Hablo, como verá el avispado lector, de situaciones que están contempladas dentro de la legalidad, pero son a todas luces flagrantemente injustas. Y si no, ¿qué decir del overbooking, por no salirnos del ámbito aéreo? El tema, al que le deben haber puesto un nombrecito anglosajón porque en castellano posiblemente se hubiera denominado ‘putada aeronáutica’, consiste ni más ni menos que un sujeto, a pesar de haber reservado, pagado y recogido su billete de avión, ha de saber que no tiene ninguna garantía de volar, no sólo en el sillón, sino ni siquiera en el vuelo, la hora o el día que ha pactado. ¿Por qué? Simplemente porque las compañías están legalmente autorizadas a vender más billetes de los asientos que tiene el avión. ¿Legal? Sí, señor, sí. ¿Justo? Pruebe usted, a ver qué le parece.
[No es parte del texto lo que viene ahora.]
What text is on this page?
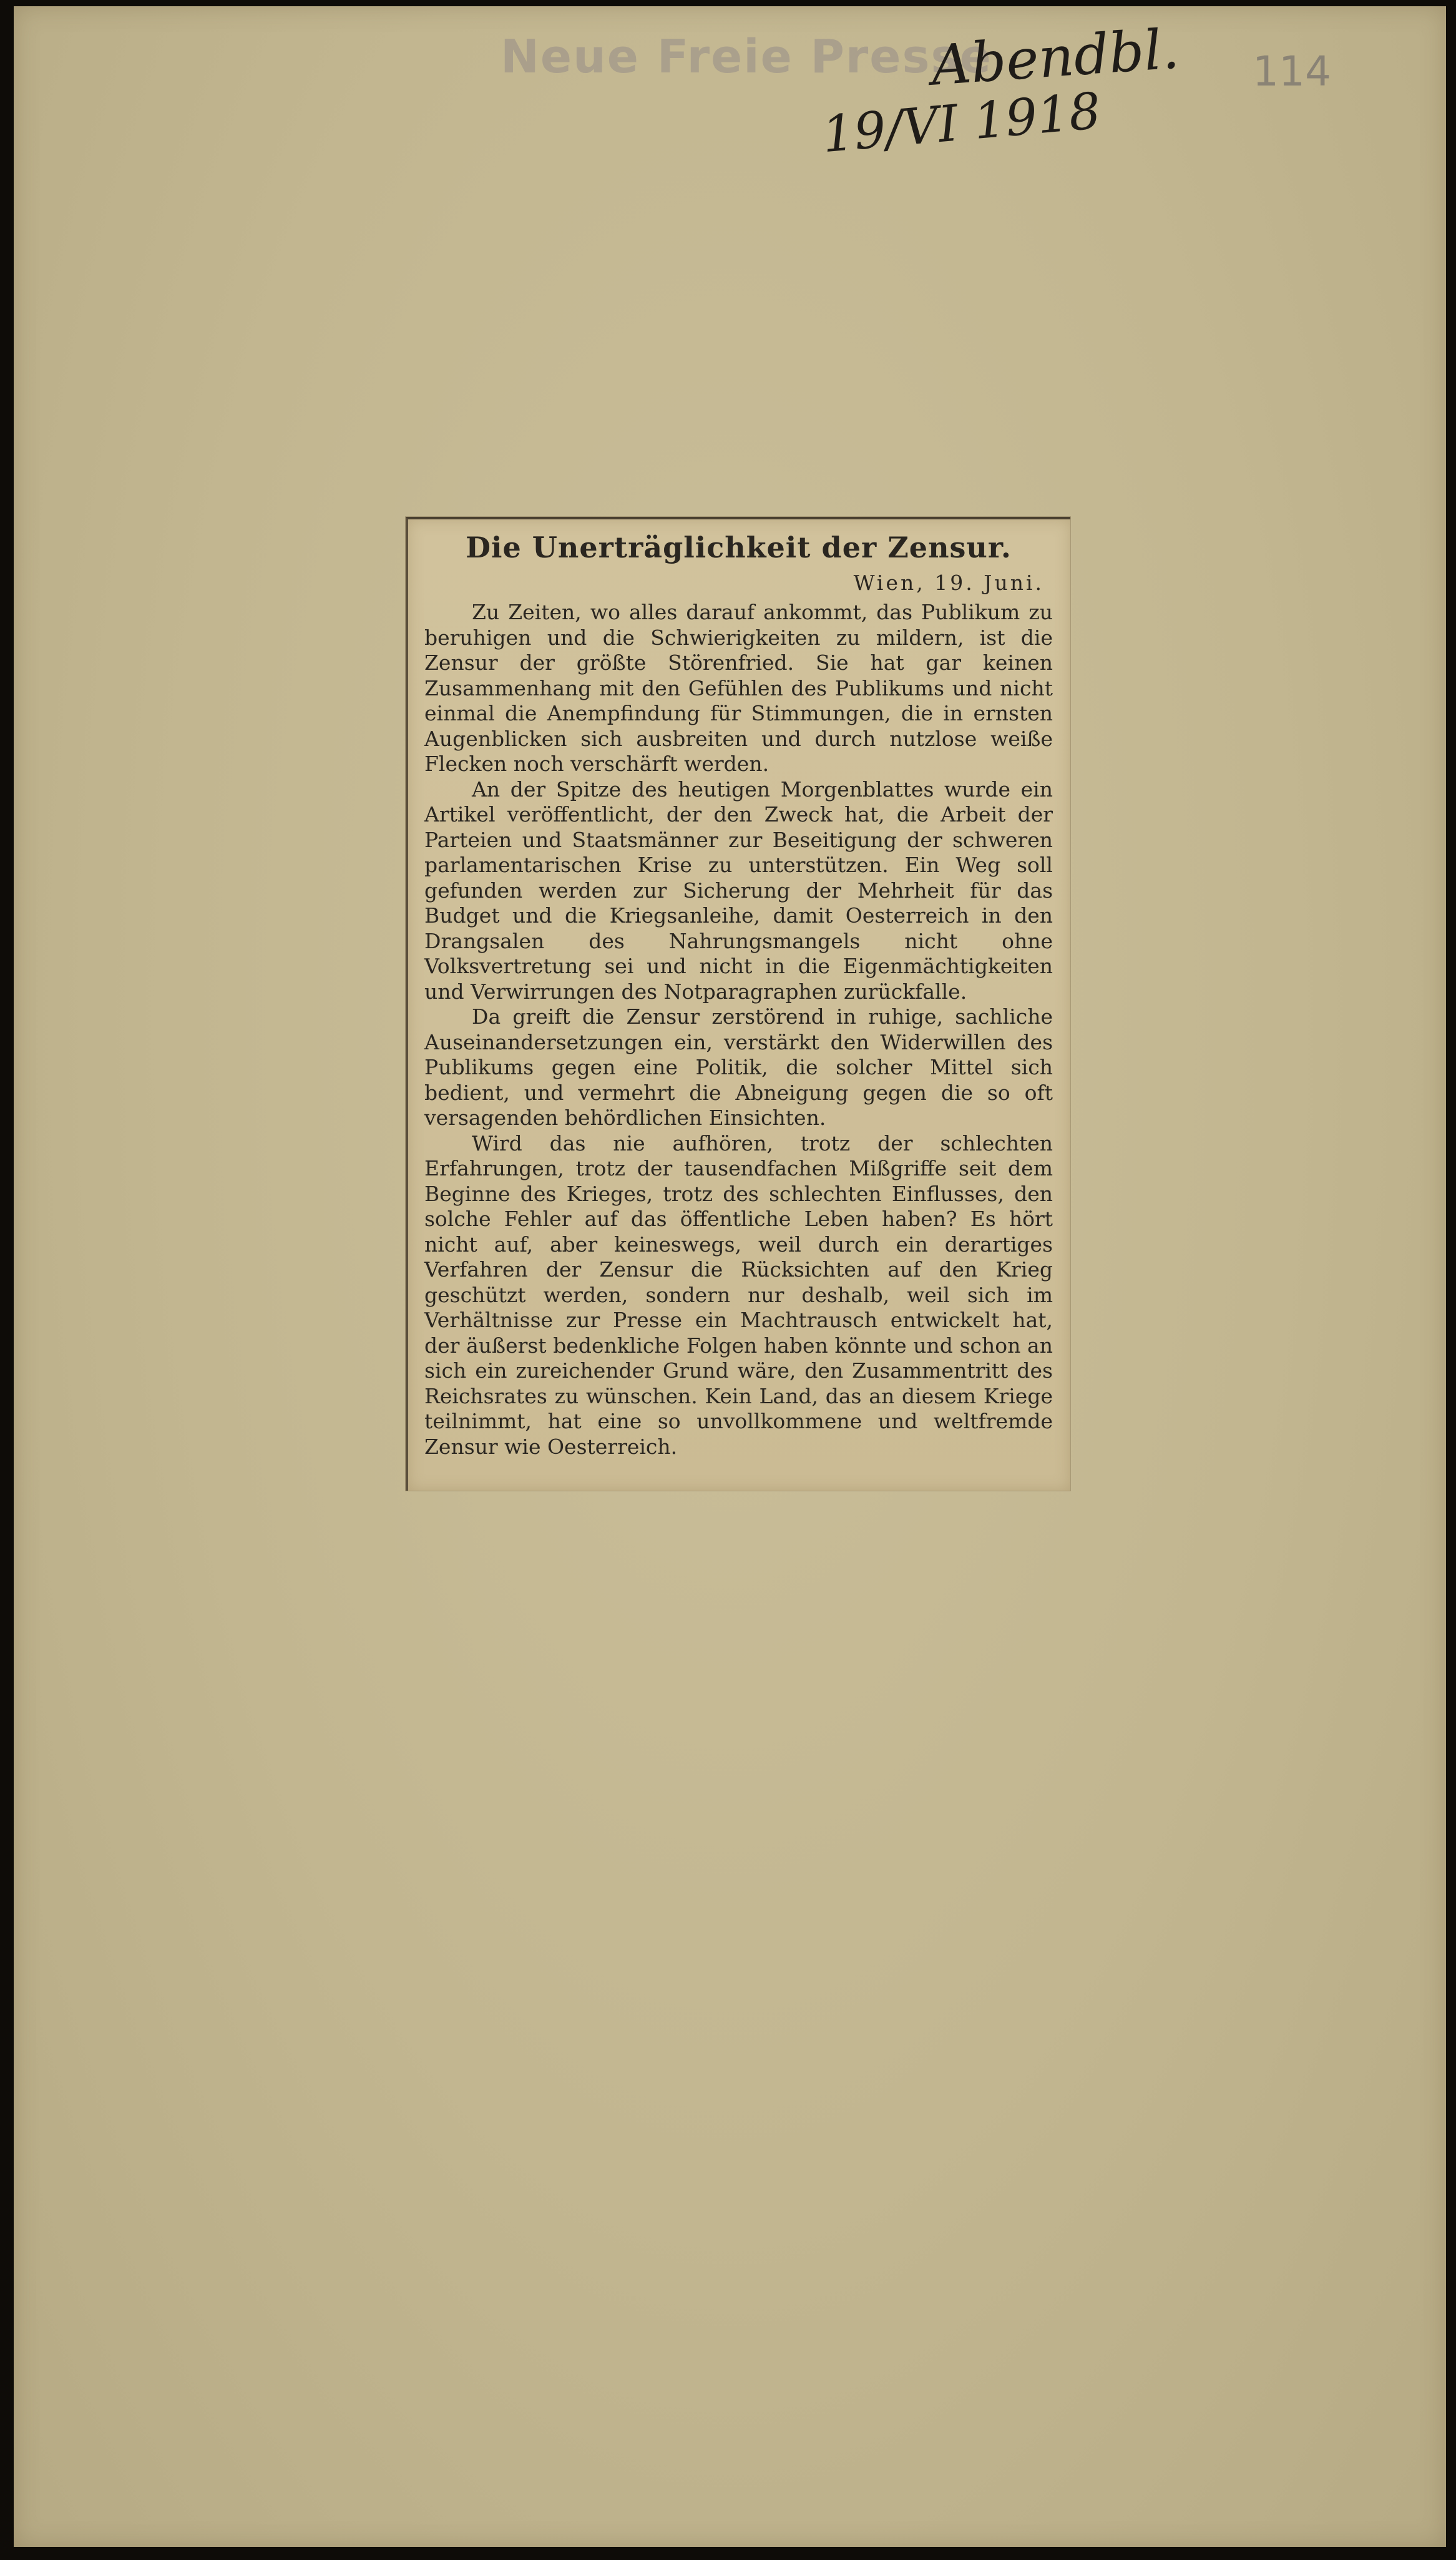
Neue Freie Presse
Abendbl.
19/VI 1918
114
Die Unerträglichkeit der Zensur.
Wien, 19. Juni.

Zu Zeiten, wo alles darauf ankommt, das Publikum zu beruhigen und die Schwierigkeiten zu mildern, ist die Zensur der größte Störenfried. Sie hat gar keinen Zusammenhang mit den Gefühlen des Publikums und nicht einmal die Anempfindung für Stimmungen, die in ernsten Augenblicken sich ausbreiten und durch nutzlose weiße Flecken noch verschärft werden.

An der Spitze des heutigen Morgenblattes wurde ein Artikel veröffentlicht, der den Zweck hat, die Arbeit der Parteien und Staatsmänner zur Beseitigung der schweren parlamentarischen Krise zu unterstützen. Ein Weg soll gefunden werden zur Sicherung der Mehrheit für das Budget und die Kriegsanleihe, damit Oesterreich in den Drangsalen des Nahrungsmangels nicht ohne Volksvertretung sei und nicht in die Eigenmächtigkeiten und Verwirrungen des Notparagraphen zurückfalle.

Da greift die Zensur zerstörend in ruhige, sachliche Auseinandersetzungen ein, verstärkt den Widerwillen des Publikums gegen eine Politik, die solcher Mittel sich bedient, und vermehrt die Abneigung gegen die so oft versagenden behördlichen Einsichten.

Wird das nie aufhören, trotz der schlechten Erfahrungen, trotz der tausendfachen Mißgriffe seit dem Beginne des Krieges, trotz des schlechten Einflusses, den solche Fehler auf das öffentliche Leben haben? Es hört nicht auf, aber keineswegs, weil durch ein derartiges Verfahren der Zensur die Rücksichten auf den Krieg geschützt werden, sondern nur deshalb, weil sich im Verhältnisse zur Presse ein Machtrausch entwickelt hat, der äußerst bedenkliche Folgen haben könnte und schon an sich ein zureichender Grund wäre, den Zusammentritt des Reichsrates zu wünschen. Kein Land, das an diesem Kriege teilnimmt, hat eine so unvollkommene und weltfremde Zensur wie Oesterreich.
Y como guinda (aunque hay más), las expropiaciones, aquí sí claramente en el nombre del bienestar común. El asunto, ahora, es que usted compra un piso, una casa o, en definitiva, una vivienda que habrá de estar pagando posiblemente más de la mitad de lo que le resta de vida (si es usted un tipo sano; porque si no, seguro que todo lo que le queda y parte de la de sus vástagos) y un buen día, un sesudo funcionario o un elegante político decide que la parcela que ocupa su vivienda viene que ni pintada para que pase un tren o un tranvía, o para hacer un parque, un hospital o una sucursal de Disneyland. ¿Adivina usted por dónde se ha de meter usted los muebles del salón, la mecedora de la abuela o la vitrocerámica de última generación? Sí, sí: justo por el mismo sitio que el billete de avión de los miles de homo sapiens que pasan, estos días, una Feliz Navidad en Barajas.